Orchestrating multiple LLM agents
Tutorials 01 and 02 ran in a browser tab. This one moves to Python and uses Reflow as a multi-agent orchestrator: three specialist research agents run in parallel against a local Ollama model, a synthesizer combines their findings, a logger streams role-tagged tokens to stdout as they arrive, and a sink hands the final answer back to the calling Python script.
flowchart LR
topic([topic])
topic --> factual[factual_researcher]
topic --> stat[statistician]
topic --> quote[quoter]
factual -->|chunk| logger[logger]
stat -->|chunk| logger
quote -->|chunk| logger
factual -->|finding| synth[synthesizer]
stat -->|finding| synth
quote -->|finding| synth
synth -->|chunk| logger
synth -->|answer| sink[sink]
Two properties of the graph matter. The three specialists run
concurrently because no edge connects them — total latency is
max(t_specialist) + t_synth. Every agent emits per-token packets via
ctx.send while it streams, so the user sees progress live instead of
waiting for the synthesizer to finish.
Prerequisites
ollama pull qwen2.5:3b
python -m venv .venv && source .venv/bin/activate
pip install offbit-reflow openai
The agents call the OpenAI-compatible chat-completions endpoint Ollama
serves at http://localhost:11434/v1. Set OPENAI_BASE_URL and
OPENAI_API_KEY to point at OpenAI / Groq / OpenRouter if you want a
hosted model — the code is identical.
A specialist
Each specialist subclasses Actor, declares one inport (topic), two
outports (chunk for live tokens, finding for the full text), and
calls the LLM with stream=True.
from openai import OpenAI
from offbit_reflow import Actor, Message
client = OpenAI(base_url="http://localhost:11434/v1", api_key="ollama")
def stream_chat(system: str, user: str):
resp = client.chat.completions.create(
model="qwen2.5:3b",
messages=[{"role": "system", "content": system},
{"role": "user", "content": user}],
temperature=0.4,
stream=True,
)
for chunk in resp:
if not chunk.choices:
continue
delta = chunk.choices[0].delta.content or ""
if delta:
yield delta
class Specialist(Actor):
inports = ["topic"]
outports = ["chunk", "finding"]
role = ""
role_label = ""
def run(self, ctx):
topic = ctx.inputs["topic"]["data"]
full, first = [], True
for delta in stream_chat(self.role, f"Topic: {topic}"):
full.append(delta)
ctx.send({
"chunk": Message.object({
"role": self.role_label,
"text": delta,
"first": first,
}),
})
first = False
ctx.done({"finding": Message.string("".join(full))})
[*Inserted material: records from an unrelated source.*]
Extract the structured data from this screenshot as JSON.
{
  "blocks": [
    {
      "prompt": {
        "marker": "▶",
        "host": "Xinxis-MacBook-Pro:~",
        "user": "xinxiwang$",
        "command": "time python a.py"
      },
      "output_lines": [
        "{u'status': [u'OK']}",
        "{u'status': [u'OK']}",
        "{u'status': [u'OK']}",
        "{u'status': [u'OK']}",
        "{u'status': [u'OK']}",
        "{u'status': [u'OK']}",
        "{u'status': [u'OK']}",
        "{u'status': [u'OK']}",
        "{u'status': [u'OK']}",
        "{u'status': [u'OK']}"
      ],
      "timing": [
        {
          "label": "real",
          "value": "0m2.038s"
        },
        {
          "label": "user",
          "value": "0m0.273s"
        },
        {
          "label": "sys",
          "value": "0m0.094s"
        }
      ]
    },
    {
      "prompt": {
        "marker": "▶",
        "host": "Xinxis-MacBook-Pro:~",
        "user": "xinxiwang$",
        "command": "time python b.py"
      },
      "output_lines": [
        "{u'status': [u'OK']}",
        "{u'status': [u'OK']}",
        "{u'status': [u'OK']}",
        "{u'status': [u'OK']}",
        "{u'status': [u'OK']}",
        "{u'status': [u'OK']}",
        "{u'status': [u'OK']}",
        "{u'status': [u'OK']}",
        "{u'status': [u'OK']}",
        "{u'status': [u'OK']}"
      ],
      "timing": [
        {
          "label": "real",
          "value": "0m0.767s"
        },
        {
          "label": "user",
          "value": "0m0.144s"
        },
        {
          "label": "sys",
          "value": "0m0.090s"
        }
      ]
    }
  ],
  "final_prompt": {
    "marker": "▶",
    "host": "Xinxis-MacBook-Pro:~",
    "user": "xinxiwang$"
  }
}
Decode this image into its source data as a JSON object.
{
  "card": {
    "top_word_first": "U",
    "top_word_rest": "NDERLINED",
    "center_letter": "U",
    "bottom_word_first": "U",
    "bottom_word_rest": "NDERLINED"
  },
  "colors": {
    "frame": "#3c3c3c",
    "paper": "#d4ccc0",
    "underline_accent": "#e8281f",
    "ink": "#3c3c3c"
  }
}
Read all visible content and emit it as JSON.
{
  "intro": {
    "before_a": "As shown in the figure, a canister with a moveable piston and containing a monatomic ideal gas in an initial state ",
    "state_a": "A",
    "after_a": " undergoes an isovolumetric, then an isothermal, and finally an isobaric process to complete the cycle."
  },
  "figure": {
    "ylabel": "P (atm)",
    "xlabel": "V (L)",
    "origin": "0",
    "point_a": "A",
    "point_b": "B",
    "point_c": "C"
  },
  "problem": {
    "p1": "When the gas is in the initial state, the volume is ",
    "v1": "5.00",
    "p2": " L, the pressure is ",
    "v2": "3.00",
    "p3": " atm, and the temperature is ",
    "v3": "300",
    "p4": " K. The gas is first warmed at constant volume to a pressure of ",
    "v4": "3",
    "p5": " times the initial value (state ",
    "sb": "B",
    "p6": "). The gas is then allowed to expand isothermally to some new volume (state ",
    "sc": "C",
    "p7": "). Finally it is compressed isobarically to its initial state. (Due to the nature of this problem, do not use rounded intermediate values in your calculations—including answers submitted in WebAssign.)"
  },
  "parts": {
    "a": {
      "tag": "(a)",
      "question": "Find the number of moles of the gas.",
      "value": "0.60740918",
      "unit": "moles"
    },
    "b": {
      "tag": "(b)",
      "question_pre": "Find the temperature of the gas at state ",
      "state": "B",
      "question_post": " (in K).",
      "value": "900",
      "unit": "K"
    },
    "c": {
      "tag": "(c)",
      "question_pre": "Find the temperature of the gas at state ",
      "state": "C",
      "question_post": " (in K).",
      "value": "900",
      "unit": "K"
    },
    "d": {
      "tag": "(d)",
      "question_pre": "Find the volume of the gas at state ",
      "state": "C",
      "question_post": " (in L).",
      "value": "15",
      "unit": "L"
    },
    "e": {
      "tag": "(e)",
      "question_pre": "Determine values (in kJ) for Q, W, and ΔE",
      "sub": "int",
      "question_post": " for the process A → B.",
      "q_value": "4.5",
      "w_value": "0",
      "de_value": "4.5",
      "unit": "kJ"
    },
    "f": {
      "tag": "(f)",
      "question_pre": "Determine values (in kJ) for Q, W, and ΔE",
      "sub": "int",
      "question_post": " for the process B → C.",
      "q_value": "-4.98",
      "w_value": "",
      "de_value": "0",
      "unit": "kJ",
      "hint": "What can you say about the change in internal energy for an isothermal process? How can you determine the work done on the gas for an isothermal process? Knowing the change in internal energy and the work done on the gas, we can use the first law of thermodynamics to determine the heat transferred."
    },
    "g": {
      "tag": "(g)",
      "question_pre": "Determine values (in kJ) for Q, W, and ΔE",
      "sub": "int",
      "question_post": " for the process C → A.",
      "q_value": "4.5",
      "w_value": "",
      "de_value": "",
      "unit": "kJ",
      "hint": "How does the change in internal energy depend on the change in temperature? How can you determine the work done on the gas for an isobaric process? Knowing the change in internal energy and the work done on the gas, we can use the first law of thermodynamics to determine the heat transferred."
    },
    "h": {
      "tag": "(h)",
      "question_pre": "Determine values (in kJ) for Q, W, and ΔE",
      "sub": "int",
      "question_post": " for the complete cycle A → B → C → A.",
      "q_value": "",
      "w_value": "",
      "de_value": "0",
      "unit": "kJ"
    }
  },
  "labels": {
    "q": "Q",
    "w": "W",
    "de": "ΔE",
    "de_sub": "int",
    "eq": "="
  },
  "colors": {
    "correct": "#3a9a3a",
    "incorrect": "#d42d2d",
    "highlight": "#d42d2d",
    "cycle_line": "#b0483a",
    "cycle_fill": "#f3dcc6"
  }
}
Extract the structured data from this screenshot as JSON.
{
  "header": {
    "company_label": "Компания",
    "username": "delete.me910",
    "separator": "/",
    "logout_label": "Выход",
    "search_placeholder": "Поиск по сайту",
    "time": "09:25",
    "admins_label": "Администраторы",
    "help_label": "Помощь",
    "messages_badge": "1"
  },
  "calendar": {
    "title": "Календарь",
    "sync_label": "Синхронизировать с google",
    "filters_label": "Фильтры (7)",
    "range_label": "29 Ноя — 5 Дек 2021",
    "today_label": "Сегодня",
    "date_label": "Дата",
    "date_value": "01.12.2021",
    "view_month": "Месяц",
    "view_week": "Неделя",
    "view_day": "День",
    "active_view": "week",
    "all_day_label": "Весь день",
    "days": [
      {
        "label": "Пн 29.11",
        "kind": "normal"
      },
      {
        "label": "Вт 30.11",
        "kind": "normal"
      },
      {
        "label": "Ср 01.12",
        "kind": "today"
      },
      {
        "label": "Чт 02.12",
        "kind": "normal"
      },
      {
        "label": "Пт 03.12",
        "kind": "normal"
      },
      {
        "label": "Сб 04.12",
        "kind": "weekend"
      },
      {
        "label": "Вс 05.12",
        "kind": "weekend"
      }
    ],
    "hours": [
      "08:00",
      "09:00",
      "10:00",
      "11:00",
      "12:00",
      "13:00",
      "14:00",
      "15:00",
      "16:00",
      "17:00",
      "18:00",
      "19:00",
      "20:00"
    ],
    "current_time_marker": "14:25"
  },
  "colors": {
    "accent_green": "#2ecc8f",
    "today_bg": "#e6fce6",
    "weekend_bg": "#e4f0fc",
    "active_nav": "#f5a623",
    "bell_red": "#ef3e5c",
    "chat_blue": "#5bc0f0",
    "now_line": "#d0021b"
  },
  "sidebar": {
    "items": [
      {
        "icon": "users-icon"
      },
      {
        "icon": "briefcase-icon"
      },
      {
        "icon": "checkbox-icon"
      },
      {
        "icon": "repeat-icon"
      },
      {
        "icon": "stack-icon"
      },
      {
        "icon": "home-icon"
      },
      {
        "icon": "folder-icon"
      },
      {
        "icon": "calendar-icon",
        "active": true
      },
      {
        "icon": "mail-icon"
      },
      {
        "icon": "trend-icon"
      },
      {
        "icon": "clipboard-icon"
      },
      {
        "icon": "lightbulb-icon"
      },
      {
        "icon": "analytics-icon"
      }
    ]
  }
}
class FactualResearcher(Specialist):
component = "factual_researcher"
role_label = "facts"
role = "You are a factual researcher. Give 3–5 bullets."
class Statistician(Specialist):
component = "statistician"
role_label = "stats"
role = "You are a statistician. Give 3–5 bullets of relevant numbers."
class Quoter(Specialist):
component = "quoter"
role_label = "quotes"
role = "You are a quote librarian. Provide 2–3 short, attributable quotes."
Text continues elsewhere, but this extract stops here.